/Trade-Balance-Forecasting

Forecasting project for an economic forecasting class at UW-Madison that makes use of advanced Time Series analysis to predict the US Trade Balance for Goods and Services.

Primary LanguagePython

US Trade Balance Forecasting

In this project, we forecast the U.S. International Trade Balance in Goods and Services. International Trade Balance in Goods and Services attempts to accurately measure the trade balance of the United States, which is the difference between imports and exports measured in the millions of US dollars ($).

Image of Forecast

Data

The original publisher of the data we use is the Bureau of Economic Analysis (BEA). However, we obtained the data from the Federal Reserve Economic Data (FRED) using the FRED code BOPGSTB.

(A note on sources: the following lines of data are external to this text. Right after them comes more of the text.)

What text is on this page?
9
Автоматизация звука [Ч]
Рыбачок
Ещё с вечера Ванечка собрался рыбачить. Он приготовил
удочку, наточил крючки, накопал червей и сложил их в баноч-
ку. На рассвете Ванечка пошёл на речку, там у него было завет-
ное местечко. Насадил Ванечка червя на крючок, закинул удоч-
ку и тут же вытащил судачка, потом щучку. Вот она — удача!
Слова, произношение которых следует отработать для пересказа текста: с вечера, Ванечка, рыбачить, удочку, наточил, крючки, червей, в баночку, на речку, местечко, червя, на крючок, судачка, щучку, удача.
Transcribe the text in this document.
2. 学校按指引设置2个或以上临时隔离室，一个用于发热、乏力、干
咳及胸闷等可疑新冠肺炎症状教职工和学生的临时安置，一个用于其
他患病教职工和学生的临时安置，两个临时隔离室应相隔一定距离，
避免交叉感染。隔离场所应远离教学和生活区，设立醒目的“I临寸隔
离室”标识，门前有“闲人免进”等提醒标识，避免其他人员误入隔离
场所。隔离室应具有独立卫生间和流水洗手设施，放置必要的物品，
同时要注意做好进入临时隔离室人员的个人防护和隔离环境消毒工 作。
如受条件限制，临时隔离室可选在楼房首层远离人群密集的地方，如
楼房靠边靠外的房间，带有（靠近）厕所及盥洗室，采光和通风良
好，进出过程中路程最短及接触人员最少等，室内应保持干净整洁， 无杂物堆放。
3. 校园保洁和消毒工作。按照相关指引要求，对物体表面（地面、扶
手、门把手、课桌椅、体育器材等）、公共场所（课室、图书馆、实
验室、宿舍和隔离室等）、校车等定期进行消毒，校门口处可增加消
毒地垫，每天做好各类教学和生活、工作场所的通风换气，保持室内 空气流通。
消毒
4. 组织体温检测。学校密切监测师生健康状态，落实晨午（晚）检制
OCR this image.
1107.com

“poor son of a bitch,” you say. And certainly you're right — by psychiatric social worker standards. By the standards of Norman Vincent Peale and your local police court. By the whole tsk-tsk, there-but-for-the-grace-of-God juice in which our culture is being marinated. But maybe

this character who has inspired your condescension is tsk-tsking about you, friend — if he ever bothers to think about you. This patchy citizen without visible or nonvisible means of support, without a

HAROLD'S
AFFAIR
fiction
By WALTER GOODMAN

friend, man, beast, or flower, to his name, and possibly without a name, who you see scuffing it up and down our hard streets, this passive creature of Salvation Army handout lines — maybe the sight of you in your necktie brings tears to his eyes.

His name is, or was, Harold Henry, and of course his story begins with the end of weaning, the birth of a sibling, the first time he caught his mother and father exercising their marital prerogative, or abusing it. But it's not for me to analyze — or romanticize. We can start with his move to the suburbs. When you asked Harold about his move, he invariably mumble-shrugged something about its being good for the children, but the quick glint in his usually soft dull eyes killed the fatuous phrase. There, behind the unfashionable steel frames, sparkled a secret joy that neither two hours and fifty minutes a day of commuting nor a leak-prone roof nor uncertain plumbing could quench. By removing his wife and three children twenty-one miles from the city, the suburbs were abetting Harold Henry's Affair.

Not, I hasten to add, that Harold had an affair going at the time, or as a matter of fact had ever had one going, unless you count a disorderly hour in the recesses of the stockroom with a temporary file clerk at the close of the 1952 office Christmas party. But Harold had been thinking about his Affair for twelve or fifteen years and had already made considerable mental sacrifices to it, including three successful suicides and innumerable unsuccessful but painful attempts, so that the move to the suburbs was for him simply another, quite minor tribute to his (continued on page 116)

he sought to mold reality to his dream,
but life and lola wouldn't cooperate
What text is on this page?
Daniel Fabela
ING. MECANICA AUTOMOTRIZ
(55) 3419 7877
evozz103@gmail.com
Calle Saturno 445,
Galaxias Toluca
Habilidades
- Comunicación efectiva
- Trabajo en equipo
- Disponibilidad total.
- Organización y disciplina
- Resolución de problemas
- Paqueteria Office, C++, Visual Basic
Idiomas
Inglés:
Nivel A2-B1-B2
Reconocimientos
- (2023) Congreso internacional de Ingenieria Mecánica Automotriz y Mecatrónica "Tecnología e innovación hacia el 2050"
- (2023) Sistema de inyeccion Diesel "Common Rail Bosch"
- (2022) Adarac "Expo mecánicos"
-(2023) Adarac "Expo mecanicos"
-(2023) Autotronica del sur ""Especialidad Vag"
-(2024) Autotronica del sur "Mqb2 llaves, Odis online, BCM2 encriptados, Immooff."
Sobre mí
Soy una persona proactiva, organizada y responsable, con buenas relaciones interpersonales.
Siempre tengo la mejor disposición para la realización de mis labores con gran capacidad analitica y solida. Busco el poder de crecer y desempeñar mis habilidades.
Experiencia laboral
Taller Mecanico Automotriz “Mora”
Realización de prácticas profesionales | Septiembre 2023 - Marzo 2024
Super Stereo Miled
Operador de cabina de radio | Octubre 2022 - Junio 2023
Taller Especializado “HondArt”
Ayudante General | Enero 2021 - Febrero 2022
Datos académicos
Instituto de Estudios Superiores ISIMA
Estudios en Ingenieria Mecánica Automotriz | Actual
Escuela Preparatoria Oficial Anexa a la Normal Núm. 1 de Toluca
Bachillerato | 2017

This data is present in BOPGSTB.csv.

Evaluation Criteria

For the purpose of comparing different models we use for our data, the metric we use is the Akaike Information Criterion (AIC) to choose the best forecasting model. Since we are just beginning to work out a model for the Trade Balance time series, we believe that all models we come up with are just approximations of the true model, and our goal here is to find the best approximation, rather than finding the true model. Moreover, we do not have access to out-of-sample data. These are the reasons for us to choose the AIC criterion over others like the Bayesian Information Criterion (BIC).

Repository API

The main files and directory of this repository are as follows:

  • ./images: The directory containing all output images generated by the python script
  • report.py: The main Python script for generating all the results
  • BOPGSTB.csv: The .csv file containing the data of the time series

Model

We choose the ARIMA model for building our point and interval forecasts. More information about why we chose this and the exact parameters we use can be found in Project Report.pdf.